Glan-Münchweiler
Geldautomat gesprengt: Flucht im Kombi über die Autobahn
Laut Polizei wurde der Alarm um 3 Uhr ausgelöst. Die Täter seien in einem dunklen Kombi, möglicherweise einem Audi A 6, in Richtung Autobahn 62 geflüchtet. „Die Kennzeichen des Fluchtfahrzeugs sind nicht bekannt. Eine sofort eingeleitete Fahndung verlief ergebnislos. Die Diebe konnten unerkannt entkommen“, heißt es im Polizeibericht.
Die Kriminalpolizei in Kaiserslautern ermittelt. Beim Landeskriminalamt in Mainz gibt es zudem eine Sondereinheit, die sich um gesprengte Geldautomaten kümmert.
Keine großen Schäden am Gebäude
Zuletzt war in der Region im April in Homburg ein Automat ausgeraubt worden. Im Vorjahr gab es zwei Anschläge in Kaiserslautern, die einen hohen Sachschaden anrichteten. Im Ortsteil Mölschbach war nach der Detonation sogar das Gebäude einsturzgefährdet.
„Wir haben kaum Schäden am Gebäude, die wussten genau, wie sie an die Geldfächer kommen“, berichtet Käfer. So gesehen habe die Kreissparkasse, die zum ersten Mal Opfer einer solchen Straftat wurde, noch Glück gehabt. Die Geschäftsstelle sei am Mittwoch geöffnet gewesen, der zweite Geldautomat voll funktionsfähig. Käfer geht davon aus, dass die Versicherung den Schaden begleicht.
Bundesweit über 17 Millionen Euro erbeutet
Die Zahl der Geldautomatensprengungen steigt in Deutschland deutlich. 2020 hat es 414 entsprechende Attacken gegeben und damit 18,6 Prozent mehr als im Jahr 2019, wie aus dem vom Bundeskriminalamt in Wiesbaden herausgegebenen Lagebericht hervorgeht. Dies ist der höchste Wert seit Beginn der statistischen Erfassung im Jahr 2005. Allerdings blieb es in den meisten Fällen (256) beim Versuch des Gelddiebstahls.

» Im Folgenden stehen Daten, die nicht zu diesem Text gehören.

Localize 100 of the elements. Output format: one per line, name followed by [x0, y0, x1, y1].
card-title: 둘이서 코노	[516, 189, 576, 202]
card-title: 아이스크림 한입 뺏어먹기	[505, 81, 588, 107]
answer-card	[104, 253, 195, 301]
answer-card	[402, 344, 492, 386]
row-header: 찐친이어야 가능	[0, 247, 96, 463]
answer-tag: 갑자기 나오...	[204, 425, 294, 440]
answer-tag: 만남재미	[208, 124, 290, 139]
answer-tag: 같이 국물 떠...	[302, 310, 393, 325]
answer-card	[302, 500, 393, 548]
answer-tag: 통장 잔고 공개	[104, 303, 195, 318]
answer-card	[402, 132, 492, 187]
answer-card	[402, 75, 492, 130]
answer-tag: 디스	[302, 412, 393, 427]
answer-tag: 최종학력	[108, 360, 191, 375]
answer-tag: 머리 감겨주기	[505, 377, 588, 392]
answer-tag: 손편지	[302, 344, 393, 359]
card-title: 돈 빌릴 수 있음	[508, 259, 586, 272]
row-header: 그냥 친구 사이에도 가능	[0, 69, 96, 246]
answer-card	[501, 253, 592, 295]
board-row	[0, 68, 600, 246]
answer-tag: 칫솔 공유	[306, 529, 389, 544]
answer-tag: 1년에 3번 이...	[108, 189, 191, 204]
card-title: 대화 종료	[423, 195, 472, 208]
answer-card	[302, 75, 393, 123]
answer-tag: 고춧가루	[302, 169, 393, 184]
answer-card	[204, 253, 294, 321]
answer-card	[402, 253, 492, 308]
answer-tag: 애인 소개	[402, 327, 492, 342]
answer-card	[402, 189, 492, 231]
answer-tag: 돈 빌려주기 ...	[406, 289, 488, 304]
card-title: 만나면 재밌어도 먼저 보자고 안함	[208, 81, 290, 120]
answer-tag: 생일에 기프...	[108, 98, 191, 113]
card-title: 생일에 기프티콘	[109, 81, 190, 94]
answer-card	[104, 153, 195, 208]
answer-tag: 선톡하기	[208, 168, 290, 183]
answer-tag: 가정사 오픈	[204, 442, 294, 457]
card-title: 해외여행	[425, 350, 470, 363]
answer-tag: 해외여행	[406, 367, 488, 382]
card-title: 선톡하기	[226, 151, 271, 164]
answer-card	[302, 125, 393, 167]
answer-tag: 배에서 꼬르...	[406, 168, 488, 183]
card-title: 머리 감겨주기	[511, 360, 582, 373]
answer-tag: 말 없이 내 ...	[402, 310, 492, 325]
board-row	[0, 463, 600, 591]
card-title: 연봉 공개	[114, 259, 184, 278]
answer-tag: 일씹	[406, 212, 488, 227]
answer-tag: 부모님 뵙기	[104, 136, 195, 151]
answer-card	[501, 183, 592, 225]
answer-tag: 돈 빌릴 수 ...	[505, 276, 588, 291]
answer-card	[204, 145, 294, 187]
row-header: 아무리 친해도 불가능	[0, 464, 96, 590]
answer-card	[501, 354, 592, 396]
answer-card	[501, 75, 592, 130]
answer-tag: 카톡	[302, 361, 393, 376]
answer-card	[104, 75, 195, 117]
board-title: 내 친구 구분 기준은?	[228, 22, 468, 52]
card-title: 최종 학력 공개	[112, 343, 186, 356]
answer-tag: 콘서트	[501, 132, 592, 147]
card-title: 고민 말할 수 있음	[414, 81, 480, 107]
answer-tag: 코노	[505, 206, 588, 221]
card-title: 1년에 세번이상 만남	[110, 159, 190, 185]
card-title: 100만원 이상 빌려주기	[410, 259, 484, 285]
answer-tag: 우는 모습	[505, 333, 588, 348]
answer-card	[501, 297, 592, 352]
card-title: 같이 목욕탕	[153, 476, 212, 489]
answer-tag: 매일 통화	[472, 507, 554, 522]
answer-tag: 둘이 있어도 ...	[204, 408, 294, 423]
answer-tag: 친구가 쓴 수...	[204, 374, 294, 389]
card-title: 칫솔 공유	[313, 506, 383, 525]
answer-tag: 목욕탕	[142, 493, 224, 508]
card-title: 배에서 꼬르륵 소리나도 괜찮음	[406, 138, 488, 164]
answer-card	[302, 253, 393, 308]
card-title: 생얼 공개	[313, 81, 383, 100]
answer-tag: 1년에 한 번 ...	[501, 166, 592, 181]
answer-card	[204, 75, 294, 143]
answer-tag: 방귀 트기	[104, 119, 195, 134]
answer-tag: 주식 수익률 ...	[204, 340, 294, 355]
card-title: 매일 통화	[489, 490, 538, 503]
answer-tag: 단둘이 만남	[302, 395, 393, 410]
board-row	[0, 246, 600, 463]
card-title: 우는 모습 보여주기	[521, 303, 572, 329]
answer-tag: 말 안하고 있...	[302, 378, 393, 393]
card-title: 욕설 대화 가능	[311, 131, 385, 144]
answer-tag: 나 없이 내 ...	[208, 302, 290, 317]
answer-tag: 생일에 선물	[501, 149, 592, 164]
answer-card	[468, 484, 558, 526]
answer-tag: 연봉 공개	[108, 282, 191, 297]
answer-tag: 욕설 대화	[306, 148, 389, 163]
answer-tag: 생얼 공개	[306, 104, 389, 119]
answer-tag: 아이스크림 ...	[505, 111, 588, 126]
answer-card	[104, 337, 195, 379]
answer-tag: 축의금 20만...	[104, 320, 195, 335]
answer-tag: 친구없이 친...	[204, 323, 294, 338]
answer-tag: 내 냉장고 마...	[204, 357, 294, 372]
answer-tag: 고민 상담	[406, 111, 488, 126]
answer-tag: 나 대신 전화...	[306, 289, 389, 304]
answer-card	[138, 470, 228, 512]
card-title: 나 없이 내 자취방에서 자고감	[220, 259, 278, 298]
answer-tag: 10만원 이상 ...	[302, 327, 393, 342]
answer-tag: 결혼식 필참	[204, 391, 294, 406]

Insgesamt erbeuteten die Täter den Angaben nach 17,1 Millionen Euro. Der von ihnen angerichtete Sachschaden liegt laut Polizei deutlich höher, und zwar in einem „mittleren zweistelligen Millionenbereich“. Für die Sprengungen würden vor allem Gasgemische verwendet, von den Tätern in die Geldautomaten an genau den richtigen Stellen eingeleitet und gezündet. Hohe Gebäudeschäden verursachten oft Täter, die weniger professionell vorgingen und die Sprengkraft falsch einschätzten.
Verdrängungseffekt aus den Niederlanden
In Rheinland-Pfalz gab es im Vorjahr 35 Geldautomatensprengungen. 2019 standen 22 solcher Taten in der Statistik. „Ein Verdrängungseffekt aus den Niederlanden ist seit Jahren erkennbar“, stellt das Landeskriminalamt fest. Dies sei das Ergebnis präventiver Anstrengungen niederländischer Banken. Sie setzten neue Sicherungstechnik ein und bauten viele Geldautomaten ganz ab.
Die Polizei macht aus ermittlungstaktischen Gründen keine Angaben zur Schadenshöhe in Glan-Münchweiler. Sie bittet Zeugen, die in der Nacht zum Mittwoch etwas Verdächtiges beobachtet haben oder Hinweise zu den Tätern oder dem benutzten Fluchtwagen geben können, sich unter der Telefonnummer 0631 3692620 bei der Kriminalpolizei Kaiserslautern zu melden.